Директор до сих пор сидел молча, подсчитывая и прикидывая, пока не убедился: прав председатель.
— Норму косьбы и оплату нужно установить и утвердить сразу, — кивнул Сурайкин. — Можно и сейчас. — Ну, предположим, двадцать пять соток. Можно, Авдей Адеевич, столько уложить за день? — спросил Потап Сидорович почетного колхозника, старика-пенсионера, который — приглашай не приглашай — не пропустил еще ни одного заседания правления.
— Это, Потап, смотря на то, елки-моталки, какие будут харчи. Что под зуб положишь, то и сробишь. Какая крепость в жилах будет, — не заставил ждать с ответом Авдеич, весьма довольный тем, что про него не забыли.
— Об этом беспокоиться нечего, — заверил Сурайкин. — Колхозная столовая будет всех кормить бесплатно, прямо в поле. Думаю, и против этого никто не станет возражать. Тут же, в поле, сразу после окончания рабочего дня, — получай и денежки. В Атямаре автолавку закажем — чтоб, значит, и пиво было. Вечерком после работы хлебнуть холодненького пивца — плохо разве.
— Это если так, да еще с пивком — совсем гоже. Тут и толковать нечего, елки-моталки, — под общий смех подытожил Авдеич и погладил свою реденькую бородку.
3
Летние дни с раннего утра торопят, подстегивают любого председателя колхоза. Дела, одно значительнее другого, словно волны в море, накатывают след в след, только успевай поворачиваться!
Сразу после наряда Потап Сидорович собрался ехать в летний животноводческий лагерь, к дальнему пруду, проверить, что дала утренняя дойка, но не ко времени зазвонил телефон. Сурайкин матюкнулся про себя и поднял трубку.
— Привет начальству, Килейкин говорит, — рокотал в трубке бархатный голос.
Потап Сидорович понял, по какому поводу звонит Килейкин, поморщился, досадуя. Но ведь не будешь и молчать, если уж отозвался.
— И тебе привет, товарищ начальник.
— Ты чего-нибудь кумекаешь насчет комплекса или нет? — строговато осведомился Килейкин.

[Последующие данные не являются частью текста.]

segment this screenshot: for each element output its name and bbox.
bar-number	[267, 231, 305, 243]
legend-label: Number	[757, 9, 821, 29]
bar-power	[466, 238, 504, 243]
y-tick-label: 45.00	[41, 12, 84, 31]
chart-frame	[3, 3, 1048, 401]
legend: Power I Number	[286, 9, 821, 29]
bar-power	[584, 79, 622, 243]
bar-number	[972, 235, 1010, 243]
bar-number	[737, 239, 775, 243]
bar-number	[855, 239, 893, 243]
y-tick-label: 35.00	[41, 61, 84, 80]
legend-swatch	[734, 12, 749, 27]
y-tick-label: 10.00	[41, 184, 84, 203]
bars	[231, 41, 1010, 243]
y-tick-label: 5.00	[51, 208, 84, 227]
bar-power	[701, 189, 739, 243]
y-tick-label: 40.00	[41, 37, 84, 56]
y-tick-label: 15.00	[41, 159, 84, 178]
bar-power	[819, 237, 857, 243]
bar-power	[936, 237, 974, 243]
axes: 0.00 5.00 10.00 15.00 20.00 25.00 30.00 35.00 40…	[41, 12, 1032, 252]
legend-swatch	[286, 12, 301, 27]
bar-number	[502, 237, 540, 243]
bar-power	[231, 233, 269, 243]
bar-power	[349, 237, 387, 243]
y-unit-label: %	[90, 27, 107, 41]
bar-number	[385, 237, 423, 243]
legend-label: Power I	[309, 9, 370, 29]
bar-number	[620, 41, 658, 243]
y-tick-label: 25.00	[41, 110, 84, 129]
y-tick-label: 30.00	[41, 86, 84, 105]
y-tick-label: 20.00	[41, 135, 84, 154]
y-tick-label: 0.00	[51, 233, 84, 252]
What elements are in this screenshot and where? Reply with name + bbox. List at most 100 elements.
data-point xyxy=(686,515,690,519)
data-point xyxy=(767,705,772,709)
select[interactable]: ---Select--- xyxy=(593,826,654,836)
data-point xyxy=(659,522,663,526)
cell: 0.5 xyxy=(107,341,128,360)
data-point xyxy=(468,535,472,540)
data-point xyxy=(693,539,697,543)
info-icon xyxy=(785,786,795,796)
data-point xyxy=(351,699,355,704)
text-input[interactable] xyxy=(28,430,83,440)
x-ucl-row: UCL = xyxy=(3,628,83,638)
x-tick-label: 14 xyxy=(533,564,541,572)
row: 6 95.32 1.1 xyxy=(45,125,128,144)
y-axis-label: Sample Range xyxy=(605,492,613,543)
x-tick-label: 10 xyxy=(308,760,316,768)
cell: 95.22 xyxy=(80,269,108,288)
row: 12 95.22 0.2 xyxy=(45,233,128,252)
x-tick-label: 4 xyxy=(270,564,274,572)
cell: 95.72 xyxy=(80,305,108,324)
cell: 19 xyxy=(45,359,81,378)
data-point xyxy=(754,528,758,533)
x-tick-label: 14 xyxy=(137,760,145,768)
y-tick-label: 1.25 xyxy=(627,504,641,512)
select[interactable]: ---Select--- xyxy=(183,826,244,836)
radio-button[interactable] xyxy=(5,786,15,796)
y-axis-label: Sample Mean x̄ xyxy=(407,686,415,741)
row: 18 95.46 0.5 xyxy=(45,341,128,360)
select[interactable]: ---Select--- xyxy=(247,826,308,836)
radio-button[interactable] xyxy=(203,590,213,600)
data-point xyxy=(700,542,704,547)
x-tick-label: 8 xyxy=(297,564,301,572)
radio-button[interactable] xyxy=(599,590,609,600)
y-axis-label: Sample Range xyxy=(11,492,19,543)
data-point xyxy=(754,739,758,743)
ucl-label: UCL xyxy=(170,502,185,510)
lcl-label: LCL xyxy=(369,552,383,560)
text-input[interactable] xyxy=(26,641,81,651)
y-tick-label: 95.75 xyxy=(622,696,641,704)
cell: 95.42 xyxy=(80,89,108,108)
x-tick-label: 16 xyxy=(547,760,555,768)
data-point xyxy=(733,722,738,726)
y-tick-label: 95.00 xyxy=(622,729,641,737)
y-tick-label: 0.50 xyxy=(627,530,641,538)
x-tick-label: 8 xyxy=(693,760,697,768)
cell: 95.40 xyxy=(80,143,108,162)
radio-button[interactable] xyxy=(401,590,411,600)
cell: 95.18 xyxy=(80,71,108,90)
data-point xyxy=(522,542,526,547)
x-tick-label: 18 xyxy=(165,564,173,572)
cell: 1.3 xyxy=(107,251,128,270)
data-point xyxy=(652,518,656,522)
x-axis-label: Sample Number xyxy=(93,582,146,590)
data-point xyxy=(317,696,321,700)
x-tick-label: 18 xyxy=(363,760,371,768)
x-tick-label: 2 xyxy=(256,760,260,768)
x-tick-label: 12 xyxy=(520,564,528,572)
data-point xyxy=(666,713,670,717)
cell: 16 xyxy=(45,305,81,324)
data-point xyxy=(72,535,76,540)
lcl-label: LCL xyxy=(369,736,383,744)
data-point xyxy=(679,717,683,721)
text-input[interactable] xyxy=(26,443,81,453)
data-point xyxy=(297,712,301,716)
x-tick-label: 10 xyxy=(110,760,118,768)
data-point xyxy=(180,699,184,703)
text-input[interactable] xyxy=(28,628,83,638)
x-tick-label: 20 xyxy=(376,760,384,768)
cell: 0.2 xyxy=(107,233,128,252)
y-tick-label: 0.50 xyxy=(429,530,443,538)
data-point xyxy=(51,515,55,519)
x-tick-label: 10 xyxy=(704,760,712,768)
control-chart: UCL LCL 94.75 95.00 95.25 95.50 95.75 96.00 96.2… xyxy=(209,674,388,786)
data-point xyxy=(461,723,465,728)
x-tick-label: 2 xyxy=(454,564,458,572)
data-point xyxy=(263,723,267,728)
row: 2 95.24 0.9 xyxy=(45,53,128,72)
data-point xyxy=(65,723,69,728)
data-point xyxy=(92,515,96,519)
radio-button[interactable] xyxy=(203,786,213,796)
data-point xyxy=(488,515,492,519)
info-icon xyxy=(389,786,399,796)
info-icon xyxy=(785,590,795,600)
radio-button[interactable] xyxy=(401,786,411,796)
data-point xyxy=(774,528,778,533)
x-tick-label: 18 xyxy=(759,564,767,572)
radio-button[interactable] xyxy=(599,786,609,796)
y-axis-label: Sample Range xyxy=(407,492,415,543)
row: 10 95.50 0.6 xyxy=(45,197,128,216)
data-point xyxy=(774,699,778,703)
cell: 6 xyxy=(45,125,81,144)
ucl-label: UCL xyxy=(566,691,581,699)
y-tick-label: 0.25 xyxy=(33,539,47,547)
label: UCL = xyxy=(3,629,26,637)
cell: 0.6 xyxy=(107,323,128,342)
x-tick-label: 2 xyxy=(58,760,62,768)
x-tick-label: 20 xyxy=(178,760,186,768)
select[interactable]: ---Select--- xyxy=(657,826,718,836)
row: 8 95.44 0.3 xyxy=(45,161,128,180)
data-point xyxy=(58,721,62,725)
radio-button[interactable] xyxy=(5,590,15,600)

— Как ты, Иван Федорович, так и я, — сухо ответил Сурайкин.
Ответ, видимо, задел председателя межколхозной строительной организации, кашлянув, он повысил голос:
— Это как понять: «Как ты, так и я?» Ты что, забыл решение Совета Министров?
— Во-первых, поспокойнее, товарищ Килейкин, — осадил Потап Сидорович, — я ведь не у тебя в штате. Во-вторых, в том же решении записано, что строить комплекс должна твоя МСО. Начинай и строй.
— Ладно, не будем пререкаться, — примирительно сказал Килейкин. — Дело общее. Давай, забирай своего главбуха и приезжай в Атямар. Надо заключить договор. Не забудь прихватить печать, типовой проект.
— В Атямар я не поеду, Иван Федорович. — Сурайкин усмехнулся: — Придется тебе самому прикатить ко мне. Если дело касается договора.
— Что значит не поеду? — возмутился Килейкин. — Ты что ждешь, когда тебе из райкома позвонят?
Сурайкин снова усмехнулся.
— Не запугивай, Иван Федорович, райкомом, зачем это. Мне труда не составляет привезти и бухгалтера, и печать, и типовой проект, одно только в Атямар не могу привезти: то место, где строить будем. А не зная места постройки, договора не подпишешь, это прежде всего тебе надобно знать.
Килейкин умолк, словно поперхнулся. Он, конечно, знал, что место застройки в договоре не указывается, это дело колхоза и райисполкома: где укажут, там и будешь строить. И все-таки, прежде чем подписывать договор, нужно хорошенько изучить площадку, куда предстоит завозить строительные материалы, гнать технику, где будут работать строители. А то подпишешь, не глядя, и окажется, что к площадке не подойти, не подъехать. Судись, разбирайся потом с этим фруктом — Сурайкиным! Посопев в трубку, Килейкин наконец согласился:
— Если ты такой неуступчивый, тогда жди, сам приеду.
— Ладно — жду, — вынужден был согласиться Потап Сидорович.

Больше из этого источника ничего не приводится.